Des pieds de vigne devraient être arrachés, contrairement à ce que soutenait la société.

Était joint le préavis de la sous-commission architecture (ci-après : SCA) de la CMNS du 11 juin 2013, lequel mentionnait, sous « particularité du contexte », « grand et beau dégagement sur la campagne dû à la situation en crête, surplombant le coteau sud-est qui rejoint Collex. Selon l’ISOS, le périmètre forme une silhouette homogène de grande valeur, se détachant nettement des terrains agricoles environnants ». La commission émettait des doutes quant à la légalité d’un garage souterrain accessible uniquement par la zone agricole.

21) a. Après que la cause ait été gardée à juger, les parties ont été convoquées à un transport sur place qui s’est tenu le 23 février 2017. À cette occasion, il a été constaté que la largeur de la route goudronnée en bas du chemin était de 4,80 m, à mi-hauteur de 2,60 m et de 4,06 m sur le haut, à la limite entre les parcelles nos 996 et 997.

b.
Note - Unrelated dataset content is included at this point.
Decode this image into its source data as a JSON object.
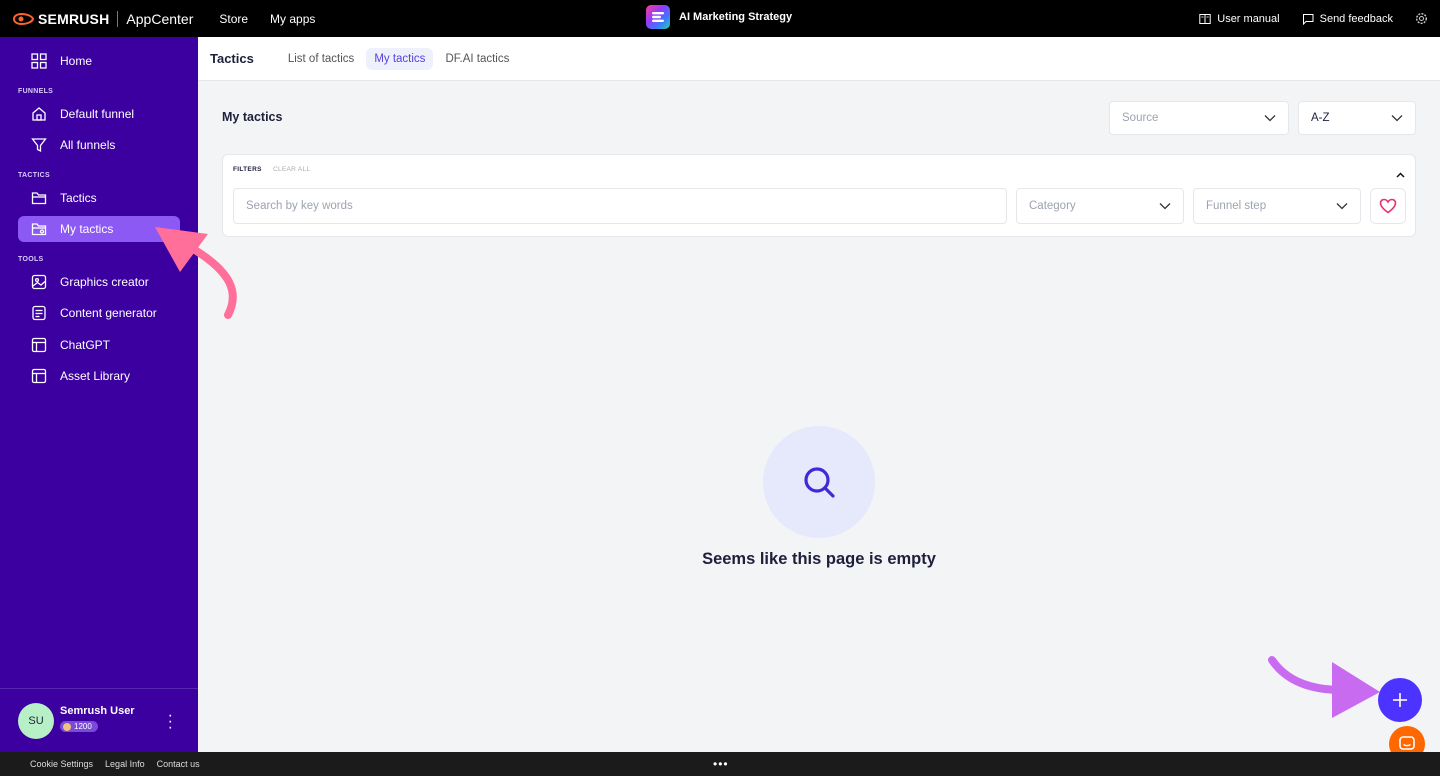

M. GIROD, entendu en qualité de témoin, exploitait la vigne depuis 2002. Pour tourner avec son engin agricole dans les vignes, il avait besoin d’environ 10 m au-delà du dernier pied de vigne. En l’état, la distance entre la haie existante, délimitant la frontière entre les parcelles nos 473 et 996, et les pieds de vigne était limite. Il devait s’y reprendre à deux ou trois fois. Il conviendrait d’arracher une surface équivalente à 72 m2 représentant soixante pieds de vigne.

c. Le représentant du département de l’environnement, des transports et de l’agriculture (ci-après : le DETA) a relevé que la vigne était actuellement plantée sur la parcelle no 997 jusqu’à la limite de la parcelle no 996. Les manœuvres avec les machines agricoles étaient effectuées sur la parcelle no 996, soit en zone 4B protégée, et non plus en zone agricole. Il appartenait au propriétaire des vignes et à l’exploitant de développer leur activité dans la zone agricole sans devoir compter sur la zone à bâtir pour pouvoir manœuvrer. Il était évident que des pieds de vigne devraient être arrachés et que l’activité viticole devrait s’adapter à la nouvelle situation. Actuellement, l’activité viticole bénéficiait d’un avantage qu’elle ne pouvait pas revendiquer. Le potentiel de production ne serait pas modifié, celui-ci étant calculé en fonction de la superficie de la parcelle.

d. Le représentant de la police du feu a indiqué que, dès lors que le bâtiment avait plus de quatre niveaux, tous les logements devaient être accessibles aux services de secours. Il existait une place de travail pour les sapeurs-pompiers à la route de Collex. Le service du feu n’avait pas nécessairement besoin d’avoir accès aux quatre façades, mais à toutes les cellules de logement depuis une place de travail ou plusieurs. Même sans garage souterrain, un accès du côté de la zone agricole était indispensable au service du feu pour les logements au sud-est du bâtiment.

e. Mme MAYOR a relevé que les deux projets de construction (parcelles nos 996 et 105) avaient été scindés. Il n’y avait pas eu de vision globale entre la construction des deux bâtiments, y compris pour les questions de parking et de service du feu. L’intimée a démenti cette allégation.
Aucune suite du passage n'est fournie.